El trauma pervive en las víctimas. «El miedo, la vergüenza y el deseo de no recordar algo tan doloroso aún persiste», resume Bedmar, que se ha topado con más de una negativa al tratar de recordar estos episodios con las protagonistas de las fotos. «Solo puede contactra directamente en Montilla (Córdoba) con una mujer que todo el mundo decía que había sido rapada, pero ella lo negaba, así que no conseguí ninguna información. En ese mismo pueblo concerté una entrevista con una señora pelada, y en el último momento se echó para atrás. Otras que quedaban vivas también se negaron a testimoniar sobre el tema. De hecho, cuando la Junta de Andalucía legisló en 2010 que estas mujeres pudieran cobrar una indemnización por los vejámenes que habían sufrido, parece que solo menos de 200 se acogieron a la medida, aunque es verdad que muchas ya habían muerto», apunta.

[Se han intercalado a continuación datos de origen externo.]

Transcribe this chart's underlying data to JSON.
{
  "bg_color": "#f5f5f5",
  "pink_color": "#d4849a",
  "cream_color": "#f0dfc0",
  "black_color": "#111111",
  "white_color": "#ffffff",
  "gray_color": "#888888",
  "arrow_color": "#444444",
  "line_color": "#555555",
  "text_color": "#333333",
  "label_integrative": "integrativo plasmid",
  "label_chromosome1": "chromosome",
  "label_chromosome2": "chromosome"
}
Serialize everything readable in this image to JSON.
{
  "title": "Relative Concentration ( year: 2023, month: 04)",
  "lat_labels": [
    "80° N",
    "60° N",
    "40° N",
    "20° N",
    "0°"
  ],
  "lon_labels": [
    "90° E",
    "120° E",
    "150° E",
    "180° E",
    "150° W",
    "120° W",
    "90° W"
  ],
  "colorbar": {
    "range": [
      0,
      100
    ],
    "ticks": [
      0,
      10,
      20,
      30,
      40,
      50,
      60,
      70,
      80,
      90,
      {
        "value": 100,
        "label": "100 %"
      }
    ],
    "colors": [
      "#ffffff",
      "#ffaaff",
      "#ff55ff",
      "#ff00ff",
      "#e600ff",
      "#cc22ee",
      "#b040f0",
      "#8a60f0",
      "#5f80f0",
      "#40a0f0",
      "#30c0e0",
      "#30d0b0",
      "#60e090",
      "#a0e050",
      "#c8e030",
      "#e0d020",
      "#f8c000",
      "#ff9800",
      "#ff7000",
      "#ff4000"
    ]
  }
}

El historiador enfatiza el carácter de represión sexuada de los afeitados. «Aquellas mujeres recibieron castigos por su condición de mujeres, sin que estos mismos castigos se aplicaran a los hombres, al menos de manera habitual», cuenta y recuerda que además del rapado de cabeza, forzarlas a ingerir aceite de ricino y desfilar por las calles, llevarlas a limpiar el cuartel de la Guardia Civil o la sede de la Falange, y utilizar detenciones y torturas para que delataran a sus familiares varones que se habían escondido o habían huido, se «les hacían comentarios soeces, sufrían amenazas de agresión sexual, abusos y violaciones, debían soportar el asedio de quienes les solicitaban favores sexuales a cambio de gestiones para favorecer a familiares encarcelados e incluso se les imponía la prohibición de llevar luto por sus seres queridos asesinados». Tres generaciones después, aquellas rapadas que escondían su afeitado bajo pañuelos como si de una letra escarlata se tratara ya no son las humilladas de los represores. Aquel estigma se ha transformado en un estandarte de fortaleza y dignidad femenina de las nuevas justicieras.